Vous avez l’habitude de rebondir un peu partout : pourquoi vous résigner à faire l’impasse sur un redémarrage estival ?

Vu mon parcours et sans passer pour un mégalomane, je dirais que le monde est effectivement un peu mon terrain de jeu. Je suis prêt à partir demain, n’importe où. Mais à une condition : qu’on me présente un vrai projet et que je sente les gens. Je pouvais signer dans un club dans un pays proche de la Serbie, avec pratiquement le même contrat que j’avais eu Standard, mais je ne l’ai pas fait. Ce n’était ni l’endroit, ni le moment.

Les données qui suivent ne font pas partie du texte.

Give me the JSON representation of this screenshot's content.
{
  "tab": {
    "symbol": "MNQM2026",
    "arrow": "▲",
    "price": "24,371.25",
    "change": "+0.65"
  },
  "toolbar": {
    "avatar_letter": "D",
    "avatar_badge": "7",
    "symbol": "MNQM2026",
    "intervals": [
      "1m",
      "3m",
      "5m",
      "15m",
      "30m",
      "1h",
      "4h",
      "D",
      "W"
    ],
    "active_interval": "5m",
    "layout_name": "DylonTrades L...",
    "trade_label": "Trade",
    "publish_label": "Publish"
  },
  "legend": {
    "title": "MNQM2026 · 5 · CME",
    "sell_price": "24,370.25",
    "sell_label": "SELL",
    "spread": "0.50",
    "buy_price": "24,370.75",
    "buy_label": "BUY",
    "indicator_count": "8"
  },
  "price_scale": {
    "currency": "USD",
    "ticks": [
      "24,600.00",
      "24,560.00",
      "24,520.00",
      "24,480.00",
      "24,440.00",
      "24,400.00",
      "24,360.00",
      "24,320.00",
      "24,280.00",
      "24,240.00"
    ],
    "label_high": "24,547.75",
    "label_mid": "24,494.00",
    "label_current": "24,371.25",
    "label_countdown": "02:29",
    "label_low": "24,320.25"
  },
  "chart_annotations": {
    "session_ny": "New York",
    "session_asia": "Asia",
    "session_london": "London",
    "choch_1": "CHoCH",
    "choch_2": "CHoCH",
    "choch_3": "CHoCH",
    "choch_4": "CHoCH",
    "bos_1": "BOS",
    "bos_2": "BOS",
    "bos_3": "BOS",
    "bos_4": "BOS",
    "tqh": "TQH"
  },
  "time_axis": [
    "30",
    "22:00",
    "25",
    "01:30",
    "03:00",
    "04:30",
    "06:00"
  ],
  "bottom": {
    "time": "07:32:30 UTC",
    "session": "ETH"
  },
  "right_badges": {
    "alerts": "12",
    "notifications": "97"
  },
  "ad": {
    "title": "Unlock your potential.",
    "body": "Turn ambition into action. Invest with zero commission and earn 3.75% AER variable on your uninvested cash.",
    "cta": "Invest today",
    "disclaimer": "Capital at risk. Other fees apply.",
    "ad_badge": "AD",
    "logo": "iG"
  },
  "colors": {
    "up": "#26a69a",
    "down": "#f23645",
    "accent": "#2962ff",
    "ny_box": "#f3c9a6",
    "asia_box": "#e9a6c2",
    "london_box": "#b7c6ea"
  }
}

On dirait que le côté éphémère de la profession ne vous effraie pas…

Au contraire, il me rebute. Franchement, changer de club comme j’ai parfois dû le faire, ça m’emmerde profondément, même si je sais qu’il n’y a jamais que deux catégories d’entraîneurs : ceux qui sont virés et ceux qui vont l’être. J’aime me fixer, comme je l’ai fait à Malines et comme j’espérais le faire via un contrat de trois ans au Standard. Mon rêve était de pouvoir recommencer à construire ce que j’avais fait derrière les défuntes Casernes : mettre sur pied un système capable de se ressourcer à chaque vente de joueurs, grâce à la formation. Et remplir les caisses. Voyez ce que le KaVé a vendu ces dernières années et pour combien : plus ou moins 10 millions d’euros ! Après Hanni, Obradovic, Cissé et Kosanovic, voyez aussi ce qu’il commence à sortir comme jeunes joueurs, comme Vanlerberghe qui vient de signer à Bruges. C’est ça qu’il faut faire.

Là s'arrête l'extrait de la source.